La ricerca pubblicata sulla prestigiosa rivista Nature Communications da un gruppo di ricercatori e ricercatrici dell’INRiM e del Politecnico di Torino segna un importante passo in avanti nel campo della sicurezza e dell’anticontraffazione.
Lo studio, intitolato “Artificial fingerprints engraved through block-copolymers as nanoscale physical unclonable functions for authentication and identification”, dimostra infatti la possibilità di incidere impronte digitali alla nanoscala grazie alle nanotecnologie. Queste impronte, la cui morfologia può essere codificata in matrici binarie simili ai QR-Code, sono non clonabili e utilizzabili come identificativi univoci su una vasta gamma di materiali e prodotti.
Ispirandosi al processo naturale di formazione delle impronte digitali umane, il team ha utilizzato l'auto assemblaggio di materiali polimerici per generare impronte digitali artificiali alla nanoscala. L’unicità di queste impronte è garantita dalla casualità intrinseca del processo, rendendole estremamente difficili da replicare.
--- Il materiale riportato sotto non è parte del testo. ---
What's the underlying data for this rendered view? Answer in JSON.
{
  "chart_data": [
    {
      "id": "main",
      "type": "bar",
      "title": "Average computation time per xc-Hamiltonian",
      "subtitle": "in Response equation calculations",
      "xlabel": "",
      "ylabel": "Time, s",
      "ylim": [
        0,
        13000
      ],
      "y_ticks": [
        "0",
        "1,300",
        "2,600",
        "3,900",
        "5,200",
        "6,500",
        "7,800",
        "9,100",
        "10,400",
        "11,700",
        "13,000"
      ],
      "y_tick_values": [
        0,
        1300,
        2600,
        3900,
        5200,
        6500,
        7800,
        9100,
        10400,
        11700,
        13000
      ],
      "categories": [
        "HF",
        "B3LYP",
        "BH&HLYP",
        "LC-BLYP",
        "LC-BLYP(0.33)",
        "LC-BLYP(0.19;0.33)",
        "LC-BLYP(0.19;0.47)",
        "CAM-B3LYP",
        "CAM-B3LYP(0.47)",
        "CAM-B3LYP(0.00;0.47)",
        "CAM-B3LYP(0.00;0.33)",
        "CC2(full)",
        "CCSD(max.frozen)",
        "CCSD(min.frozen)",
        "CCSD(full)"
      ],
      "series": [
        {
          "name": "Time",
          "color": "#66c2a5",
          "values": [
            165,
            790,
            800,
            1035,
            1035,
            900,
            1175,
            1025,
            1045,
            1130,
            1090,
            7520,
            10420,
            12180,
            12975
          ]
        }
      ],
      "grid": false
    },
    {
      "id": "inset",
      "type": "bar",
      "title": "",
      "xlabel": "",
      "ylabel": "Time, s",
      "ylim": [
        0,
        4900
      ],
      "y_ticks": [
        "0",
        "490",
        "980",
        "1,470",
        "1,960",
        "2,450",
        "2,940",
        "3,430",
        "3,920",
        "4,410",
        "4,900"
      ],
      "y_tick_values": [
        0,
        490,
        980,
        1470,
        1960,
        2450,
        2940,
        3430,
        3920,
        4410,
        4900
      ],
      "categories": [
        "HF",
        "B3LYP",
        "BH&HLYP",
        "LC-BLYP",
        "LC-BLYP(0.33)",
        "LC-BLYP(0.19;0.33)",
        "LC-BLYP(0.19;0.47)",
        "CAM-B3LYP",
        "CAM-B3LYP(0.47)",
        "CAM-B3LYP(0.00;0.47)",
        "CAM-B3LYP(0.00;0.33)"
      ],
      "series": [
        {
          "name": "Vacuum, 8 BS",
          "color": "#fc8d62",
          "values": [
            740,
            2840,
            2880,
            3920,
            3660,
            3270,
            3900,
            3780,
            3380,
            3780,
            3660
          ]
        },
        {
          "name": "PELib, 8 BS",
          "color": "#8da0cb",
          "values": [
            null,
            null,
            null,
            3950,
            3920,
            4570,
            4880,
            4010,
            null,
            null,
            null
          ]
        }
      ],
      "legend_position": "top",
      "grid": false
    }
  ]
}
«Abbiamo dimostrato che queste impronte digitali artificiali sono non solo altamente stabili nel tempo, ma anche resistenti a temperature estreme – spiegano Chiara Magosso e Irdi Murataj, rispettivamente dottoranda del Politecnico di Torino e ricercatore dell’INRiM – offrendo così un ampio spettro di possibili applicazioni».
«Grazie anche allo sviluppo di algoritmi di riconoscimento delle immagini – aggiungono Gianluca Milano e Federico Ferrarese Lupi, ricercatori dell’INRiM – queste tecnologie possono inaugurare una nuova era per l’anticontraffazione, sfruttando l’intrinseca stocasticità dell’auto assemblaggio nanoscopico dei materiali».